Vorschau Ironman in Frankfurt und Roth am 9.7.2017

von Dirk Bettge

Für einige Sisus steuert die Saison 2017 auf ihren Höhepunkt zu: die Langdistanzrennen in Frankfurt (aktuell "Ironman Germany" und Hawaii-Qualifier) und in Roth (das Traditionsrennen schlechthin, ausgebucht auch ohne Hawaii-Slots). In Frankfurt starten Martin, Stephen und Micha Noll sicherlich mit der Hawaii-Quali im Hinterkopf, in Roth sind Dirk Hunke und Carsten Möller gemeldet, um ihr Rennen zu machen.

Die Teilnahme an der offiziellen Ironman-Weltmeisterschaft auf Hawaii Anfang Oktober ist für Langstrecken-Triathleten so etwas wie der Ritterschlag. Für die Qualifikation muss bei einem der Qualifikations-Wettkämpfe der „Ironman“-Serie in der jeweiligen Altersklasse eine bestimmte Platzierung erreicht werden. Diese sog. „Slots“ werden vor der Saison nach erwarteter Teilnehmerzahl und Kopfstärke der Altersklassen zugeteilt.

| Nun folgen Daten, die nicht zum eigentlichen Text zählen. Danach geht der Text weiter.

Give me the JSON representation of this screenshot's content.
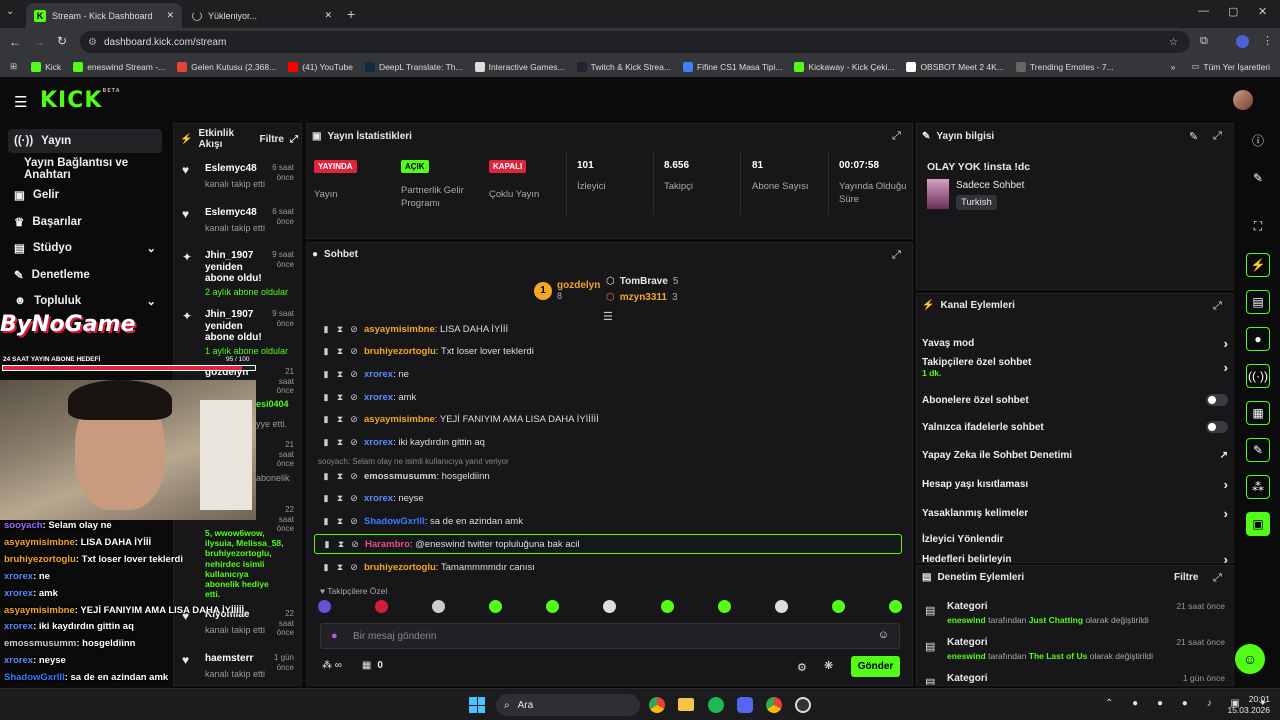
{
  "browser": {
    "tabs": [
      {
        "title": "Stream - Kick Dashboard"
      },
      {
        "title": "Yükleniyor..."
      }
    ],
    "url": "dashboard.kick.com/stream",
    "bookmarks": [
      "Kick",
      "eneswind Stream -...",
      "Gelen Kutusu (2.368...",
      "(41) YouTube",
      "DeepL Translate: Th...",
      "Interactive Games...",
      "Twitch & Kick Strea...",
      "Fifine CS1 Masa Tipi...",
      "Kickaway - Kick Çeki...",
      "OBSBOT Meet 2 4K...",
      "Trending Emotes - 7..."
    ],
    "all_bookmarks": "Tüm Yer İşaretleri"
  },
  "app": {
    "logo": "KICK",
    "beta": "BETA"
  },
  "sidebar": {
    "items": [
      {
        "label": "Yayın",
        "icon": "broadcast-icon"
      },
      {
        "label": "Yayın Bağlantısı ve Anahtarı",
        "icon": ""
      },
      {
        "label": "Gelir",
        "icon": "money-icon"
      },
      {
        "label": "Başarılar",
        "icon": "trophy-icon"
      },
      {
        "label": "Stüdyo",
        "icon": "studio-icon"
      },
      {
        "label": "Denetleme",
        "icon": "wrench-icon"
      },
      {
        "label": "Topluluk",
        "icon": "community-icon"
      }
    ]
  },
  "activity": {
    "title": "Etkinlik Akışı",
    "filter": "Filtre",
    "events": [
      {
        "name": "Eslemyc48",
        "desc": "kanalı takip etti",
        "time": "6 saat önce"
      },
      {
        "name": "Eslemyc48",
        "desc": "kanalı takip etti",
        "time": "6 saat önce"
      },
      {
        "name": "Jhin_1907 yeniden abone oldu!",
        "desc": "2 aylık abone oldular",
        "time": "9 saat önce"
      },
      {
        "name": "Jhin_1907 yeniden abone oldu!",
        "desc": "1 aylık abone oldular",
        "time": "9 saat önce"
      },
      {
        "name": "gozdelyn",
        "desc": "",
        "time": "21 saat önce"
      },
      {
        "name": "",
        "desc": "",
        "time": "21 saat önce"
      },
      {
        "name": "",
        "desc": "",
        "time": "22 saat önce"
      },
      {
        "name": "Kiyomiae",
        "desc": "kanalı takip etti",
        "time": "22 saat önce"
      },
      {
        "name": "haemsterr",
        "desc": "kanalı takip etti",
        "time": "1 gün önce"
      }
    ],
    "gift_text": "5, wwow6wow, ilysuia, Melissa_58, bruhiyezortoglu, nehirdec isimli kullanıcıya abonelik hediye etti.",
    "partial_1": "esi0404",
    "partial_2": "yye etti.",
    "partial_3": "abonelik"
  },
  "stats": {
    "title": "Yayın İstatistikleri",
    "badges": [
      {
        "badge": "YAYINDA",
        "label": "Yayın",
        "color": "#e0243d"
      },
      {
        "badge": "AÇIK",
        "label": "Partnerlik Gelir Programı",
        "color": "#53fc18"
      },
      {
        "badge": "KAPALI",
        "label": "Çoklu Yayın",
        "color": "#e0243d"
      }
    ],
    "numbers": [
      {
        "value": "101",
        "label": "İzleyici"
      },
      {
        "value": "8.656",
        "label": "Takipçi"
      },
      {
        "value": "81",
        "label": "Abone Sayısı"
      },
      {
        "value": "00:07:58",
        "label": "Yayında Olduğu Süre"
      }
    ]
  },
  "chat": {
    "title": "Sohbet",
    "leaders": [
      {
        "name": "gozdelyn",
        "count": "8"
      },
      {
        "name": "TomBrave",
        "count": "5"
      },
      {
        "name": "mzyn3311",
        "count": "3"
      }
    ],
    "messages": [
      {
        "user": "asyaymisimbne",
        "text": ": LISA DAHA İYİİİ",
        "color": "#f5a623"
      },
      {
        "user": "bruhiyezortoglu",
        "text": ": Txt loser lover teklerdi",
        "color": "#f5a623"
      },
      {
        "user": "xrorex",
        "text": ": ne",
        "color": "#5b8cff"
      },
      {
        "user": "xrorex",
        "text": ": amk",
        "color": "#5b8cff"
      },
      {
        "user": "asyaymisimbne",
        "text": ": YEJİ FANIYIM AMA LISA DAHA İYİİİİİ",
        "color": "#f5a623"
      },
      {
        "user": "xrorex",
        "text": ": iki kaydırdın gittin aq",
        "color": "#5b8cff"
      },
      {
        "user": "emossmusumm",
        "text": ": hosgeldiinn",
        "color": "#cfcfcf"
      },
      {
        "user": "xrorex",
        "text": ": neyse",
        "color": "#5b8cff"
      },
      {
        "user": "ShadowGxrlll",
        "text": ": sa de en azindan amk",
        "color": "#3a7bff"
      },
      {
        "user": "Harambro",
        "text": ": @eneswind twitter topluluğuna bak acil",
        "color": "#e84c8a"
      },
      {
        "user": "bruhiyezortoglu",
        "text": ": Tamammmmdır canısı",
        "color": "#f5a623"
      }
    ],
    "reply_hint": "sooyach: Selam olay ne isimli kullanıcıya yanıt veriyor",
    "emote_label": "Takipçilere Özel",
    "input_placeholder": "Bir mesaj gönderin",
    "points": "0",
    "send": "Gönder"
  },
  "stream_info": {
    "title": "Yayın bilgisi",
    "stream_title": "OLAY YOK !insta !dc",
    "category": "Sadece Sohbet",
    "tag": "Turkish"
  },
  "channel_actions": {
    "title": "Kanal Eylemleri",
    "items": [
      {
        "label": "Yavaş mod",
        "type": "arrow",
        "sub": ""
      },
      {
        "label": "Takipçilere özel sohbet",
        "type": "arrow",
        "sub": "1 dk."
      },
      {
        "label": "Abonelere özel sohbet",
        "type": "toggle",
        "sub": ""
      },
      {
        "label": "Yalnızca ifadelerle sohbet",
        "type": "toggle",
        "sub": ""
      },
      {
        "label": "Yapay Zeka ile Sohbet Denetimi",
        "type": "link",
        "sub": ""
      },
      {
        "label": "Hesap yaşı kısıtlaması",
        "type": "arrow",
        "sub": ""
      },
      {
        "label": "Yasaklanmış kelimeler",
        "type": "arrow",
        "sub": ""
      },
      {
        "label": "İzleyici Yönlendir",
        "type": "none",
        "sub": ""
      },
      {
        "label": "Hedefleri belirleyin",
        "type": "arrow",
        "sub": ""
      }
    ]
  },
  "mod_actions": {
    "title": "Denetim Eylemleri",
    "filter": "Filtre",
    "items": [
      {
        "title": "Kategori",
        "user": "eneswind",
        "mid": "tarafından",
        "value": "Just Chatting",
        "tail": "olarak değiştirildi",
        "time": "21 saat önce"
      },
      {
        "title": "Kategori",
        "user": "eneswind",
        "mid": "tarafından",
        "value": "The Last of Us",
        "tail": "olarak değiştirildi",
        "time": "21 saat önce"
      },
      {
        "title": "Kategori",
        "user": "",
        "mid": "",
        "value": "",
        "tail": "",
        "time": "1 gün önce"
      }
    ]
  },
  "overlay": {
    "logo_text": "ByNoGame",
    "goal_label": "24 SAAT YAYIN ABONE HEDEFİ",
    "goal_value": "95 / 100",
    "goal_fraction": 0.95,
    "chat_lines": [
      {
        "user": "sooyach",
        "text": ": Selam olay ne",
        "color": "#9b6bff"
      },
      {
        "user": "asyaymisimbne",
        "text": ": LISA DAHA İYİİİ",
        "color": "#f5a623"
      },
      {
        "user": "bruhiyezortoglu",
        "text": ": Txt loser lover teklerdi",
        "color": "#f5a623"
      },
      {
        "user": "xrorex",
        "text": ": ne",
        "color": "#5b8cff"
      },
      {
        "user": "xrorex",
        "text": ": amk",
        "color": "#5b8cff"
      },
      {
        "user": "asyaymisimbne",
        "text": ": YEJİ FANIYIM AMA LISA DAHA İYİİİİİ",
        "color": "#f5a623"
      },
      {
        "user": "xrorex",
        "text": ": iki kaydırdın gittin aq",
        "color": "#5b8cff"
      },
      {
        "user": "emossmusumm",
        "text": ": hosgeldiinn",
        "color": "#cfcfcf"
      },
      {
        "user": "xrorex",
        "text": ": neyse",
        "color": "#5b8cff"
      },
      {
        "user": "ShadowGxrlll",
        "text": ": sa de en azindan amk",
        "color": "#3a7bff"
      },
      {
        "user": "Harambro",
        "text": ": @eneswind twitter topluluğuna bak acil",
        "color": "#e84c8a"
      },
      {
        "user": "bruhiyezortoglu",
        "text": ": Tamammmmdır canısı",
        "color": "#f5a623"
      }
    ]
  },
  "taskbar": {
    "search": "Ara",
    "time": "20:01",
    "date": "15.03.2026"
  },
  "colors": {
    "accent": "#53fc18",
    "live": "#e0243d",
    "panel": "#17171a"
  }
}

In Frankfurt werden insgesamt 75 Slots vergeben. 2016 waren in der AK M35 9:08 h (9 Slots, 13. AK-Platz), in der M45 9:31 h (11 Slots, 18. Platz) und in der M50 9:48 h (8 Slots, 14. Platz) zu erreichen (Nicht alle AK-Platzierten beanspruchen ihren Slot, dann werden die jeweils nächstplatzierten gefragt). Dies zeigt, wie hochklassig die Konkurrenz in den Altersklassen mittlerweile geworden ist. Solche Zeiten sind nur mit einem Training auf sehr hohem Niveau realistisch. Martin, Stephen und Micha sind nachweislich hervorragend in Form (s. Spreewald-Duathlon und -Triathlon), aber die Latte liegt in allen 3 AKs enorm hoch.

Das Rennen in Roth ist der Langstrecken-Klassiker in Deutschland schlechthin und war von 1988 bis zum Jahr 2001 seinerseits „Ironman Europe“ und damit Hawaii-Qualifier. Die weitere Entwicklung war etwas undurchsichtig, jedenfalls war ab 2002 das damals neue Rennen in Frankfurt der Qualifier und Roth abgehängt. War anfangs zweifelhaft, was dies für Roth bedeuten würde, so hat sich das Rennen innerhalb der konkurrierenden „Challenge“-Serie nicht nur gehalten sondern als eines der weltweit bekanntesten etabliert. Jan Frodeno erzielte dort 2016 die aktuelle Weltbestzeit von 7:35 h. Dass dieses Jahr beide Veranstaltungen am selben Tag, nämlich dem 9.7. stattfinden, ist einfach nur unverständlich und zeugt m.E. von nicht überwundenen Grabenkämpfen im Hintergrund. Doch dies betrifft uns als Triathleten nur insofern, als dass wir 2 Rennen gleichzeitig tracken müssen, um unsere Sisus im Auge zu behalten.

Wer alles live verfolgen will, sollte am Sonntag früh aufstehen und die entsprechenden Live-Ticker, Livestreams oder Dritte Fernsehprogramme aufsuchen. Die ersten Starts erfolgen in Roth um 6:35 Uhr und in Frankfurt um 6:30 Uhr. Die Teilnehmer haben eine besonders kurze Nacht, da der Check-In vor dem Schwimmstart erledigt sein muss. Alles Weitere ergibt sich – die ersten Profi-Männer werden zwischen zwei und halb drei Uhr am Nachmittag im Ziel sein, die letzten Teilnehmer kurz vor Mitternacht.

Drücken wir unseren Sisus die Daumen – erstens, dass sie ankommen, zweitens, dass sie einen guten Wettkampf haben und drittens, dass mit etwas Glück das Ziel Hawaii vielleicht erreicht wird.